İnsan aklettikten sonra kendi içinde yaratıcı ve yaratığa dair bir gerçeklik yaratır. Yaratıcılık aklın, iradenin ve kalbin sentezinden aksedilen varlığın hayali zuhurundan başka bir şey değildir. İnsanın yaratıcılığına Allah’ın yaratıcılığının bir tezahürü olarak bakılabilir. Bu bakış açısı teolojik ve filozofik olarak desteklenebilir ve birçok dini ve manevi düşüncede bu şekilde yorumlanmıştır.

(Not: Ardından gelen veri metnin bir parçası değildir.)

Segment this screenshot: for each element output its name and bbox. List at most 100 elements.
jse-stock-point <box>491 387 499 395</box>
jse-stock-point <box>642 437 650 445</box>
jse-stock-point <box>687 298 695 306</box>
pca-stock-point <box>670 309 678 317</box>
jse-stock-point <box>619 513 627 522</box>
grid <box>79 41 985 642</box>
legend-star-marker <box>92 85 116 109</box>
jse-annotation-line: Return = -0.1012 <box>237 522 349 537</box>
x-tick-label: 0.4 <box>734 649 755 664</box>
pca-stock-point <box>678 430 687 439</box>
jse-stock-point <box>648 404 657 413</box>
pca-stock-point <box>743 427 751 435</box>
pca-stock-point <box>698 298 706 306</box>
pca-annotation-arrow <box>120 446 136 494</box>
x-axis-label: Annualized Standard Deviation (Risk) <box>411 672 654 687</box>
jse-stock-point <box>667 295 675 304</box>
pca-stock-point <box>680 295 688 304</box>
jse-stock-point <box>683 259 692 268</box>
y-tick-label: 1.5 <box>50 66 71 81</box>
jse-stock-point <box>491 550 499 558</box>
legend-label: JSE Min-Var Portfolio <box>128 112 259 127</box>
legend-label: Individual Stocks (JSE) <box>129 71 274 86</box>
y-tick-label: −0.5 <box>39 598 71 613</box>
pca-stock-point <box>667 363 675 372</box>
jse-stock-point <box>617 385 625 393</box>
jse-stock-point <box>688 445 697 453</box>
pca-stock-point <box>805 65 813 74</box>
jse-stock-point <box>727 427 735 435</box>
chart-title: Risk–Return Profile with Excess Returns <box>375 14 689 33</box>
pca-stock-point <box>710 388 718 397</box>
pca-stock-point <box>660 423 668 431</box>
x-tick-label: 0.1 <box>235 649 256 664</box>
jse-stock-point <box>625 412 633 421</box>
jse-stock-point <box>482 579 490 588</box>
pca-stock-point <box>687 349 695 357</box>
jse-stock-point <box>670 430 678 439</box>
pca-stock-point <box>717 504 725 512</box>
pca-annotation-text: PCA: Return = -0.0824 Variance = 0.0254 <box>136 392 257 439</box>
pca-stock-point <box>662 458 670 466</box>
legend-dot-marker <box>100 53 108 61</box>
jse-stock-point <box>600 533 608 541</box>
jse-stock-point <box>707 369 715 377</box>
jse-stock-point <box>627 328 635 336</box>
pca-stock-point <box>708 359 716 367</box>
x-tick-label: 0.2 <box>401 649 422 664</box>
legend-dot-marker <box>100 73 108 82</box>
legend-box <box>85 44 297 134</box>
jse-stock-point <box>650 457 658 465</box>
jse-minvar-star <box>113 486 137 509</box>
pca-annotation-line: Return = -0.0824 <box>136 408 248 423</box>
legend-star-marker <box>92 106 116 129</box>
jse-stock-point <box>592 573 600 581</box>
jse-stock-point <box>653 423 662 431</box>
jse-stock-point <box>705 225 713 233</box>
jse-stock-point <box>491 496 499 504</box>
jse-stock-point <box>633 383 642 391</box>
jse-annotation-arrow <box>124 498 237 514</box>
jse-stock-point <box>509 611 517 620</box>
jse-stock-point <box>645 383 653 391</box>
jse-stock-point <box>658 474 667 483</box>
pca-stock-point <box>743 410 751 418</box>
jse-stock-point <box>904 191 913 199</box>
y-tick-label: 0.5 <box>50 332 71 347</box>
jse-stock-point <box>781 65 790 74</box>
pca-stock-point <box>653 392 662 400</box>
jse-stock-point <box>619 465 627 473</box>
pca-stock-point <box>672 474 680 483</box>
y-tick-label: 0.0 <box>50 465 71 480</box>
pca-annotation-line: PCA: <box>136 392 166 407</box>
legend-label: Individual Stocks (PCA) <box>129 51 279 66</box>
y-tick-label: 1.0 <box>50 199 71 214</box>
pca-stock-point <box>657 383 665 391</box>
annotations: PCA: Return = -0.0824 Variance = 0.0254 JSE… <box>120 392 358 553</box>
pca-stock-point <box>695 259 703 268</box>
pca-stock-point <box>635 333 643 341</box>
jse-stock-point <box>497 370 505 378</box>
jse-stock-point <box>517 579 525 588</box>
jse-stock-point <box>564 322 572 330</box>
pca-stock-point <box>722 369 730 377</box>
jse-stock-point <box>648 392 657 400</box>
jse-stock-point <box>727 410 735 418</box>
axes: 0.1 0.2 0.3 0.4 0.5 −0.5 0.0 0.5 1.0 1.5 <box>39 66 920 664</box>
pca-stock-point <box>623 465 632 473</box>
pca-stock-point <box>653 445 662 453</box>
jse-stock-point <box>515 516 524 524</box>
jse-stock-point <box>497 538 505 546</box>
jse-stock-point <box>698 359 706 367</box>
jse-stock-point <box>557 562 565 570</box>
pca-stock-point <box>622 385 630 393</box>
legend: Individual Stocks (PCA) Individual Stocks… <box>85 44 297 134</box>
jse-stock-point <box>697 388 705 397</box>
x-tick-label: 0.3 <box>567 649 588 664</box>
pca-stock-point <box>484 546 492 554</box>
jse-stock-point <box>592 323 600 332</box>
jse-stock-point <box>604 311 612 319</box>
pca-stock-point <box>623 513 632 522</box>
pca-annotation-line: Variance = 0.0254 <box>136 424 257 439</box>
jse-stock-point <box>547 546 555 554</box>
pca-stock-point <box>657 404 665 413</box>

İslam düşüncesinde yaratıcı yeteneklerin kullanımı, Allah’ın emirlerine uygun olarak gerçekleşmelidir. İmam Gazali ve İbn Arabi gibi İslam âlimleri, insanın yaratıcı faaliyetlerinin Allah’ın yaratıcılığını anlamada ve yüceltmede bir araç olduğunu vurgulamışlardır. Bu düşünürler, insanın yaratıcı yeteneklerini Allah’a yakınlaşmak ve O’nun hikmetini anlamak için kullanmasının önemini belirtmişlerdir.
İslami Perspektiften Yaratıcılık
Özellikle İslam düşüncesinde ve diğer teistik inanışlarda önemli bir yere sahiptir. İslam’da Allah’ın yaratıcı sıfatlarından biri olan “El-Hâlık” (Yaratan) ismi, her şeyin yaratıcısı olduğunu ifade eder. İnsanın Allah’ın yeryüzündeki tecellisi olduğu anlayışı, insanın yaratıcılığının ve üretkenliğinin de ilahi bir kaynaktan geldiğini anlamını taşır. İnsanın yaratıcı yetenekleri de bu ilahi yaratma gücünün bir yansıması olarak görülebilir.
İslam’da, Allah’ın insana akıl ve yaratıcılık gibi özel yetenekler vermesi, insanın yeryüzünde bir halife (temsilci) olarak yaratıldığı anlayışına dayanır. Kur’an’da, Allah’ın insanı “ahsen-i takvim” (en güzel şekilde) yarattığı belirtilir. Bu bağlamda, insanın sahip olduğu yaratıcılık yeteneği, Allah’ın yaratıcılığının bir yansımasıdır ve O’nun sanatını ve kudretini anlamaya ve yüceltmeye hizmet eder.
Yaratıcılığın Tezahürü; İnsanın Allah’ın Tecellisi Olması
Kur’an-ı Kerim’de insanın yeryüzünde Allah’ın halifesi olarak yaratıldığı ve ona bilgi verildiği belirtilir.İslam geleneğinde, insanın yeryüzünde Allah’ın halifesi (temsilcisi) olduğu ve Allah’ın sıfatlarını yansıttığı kabul edilir. Bu bağlamda, insanın sahip olduğu yaratıcı yetenekler ve ürettiği her şey, Allah’ın insana bahşettiği yaratıcı sıfatların ve vasıfların bir tezahürüdür.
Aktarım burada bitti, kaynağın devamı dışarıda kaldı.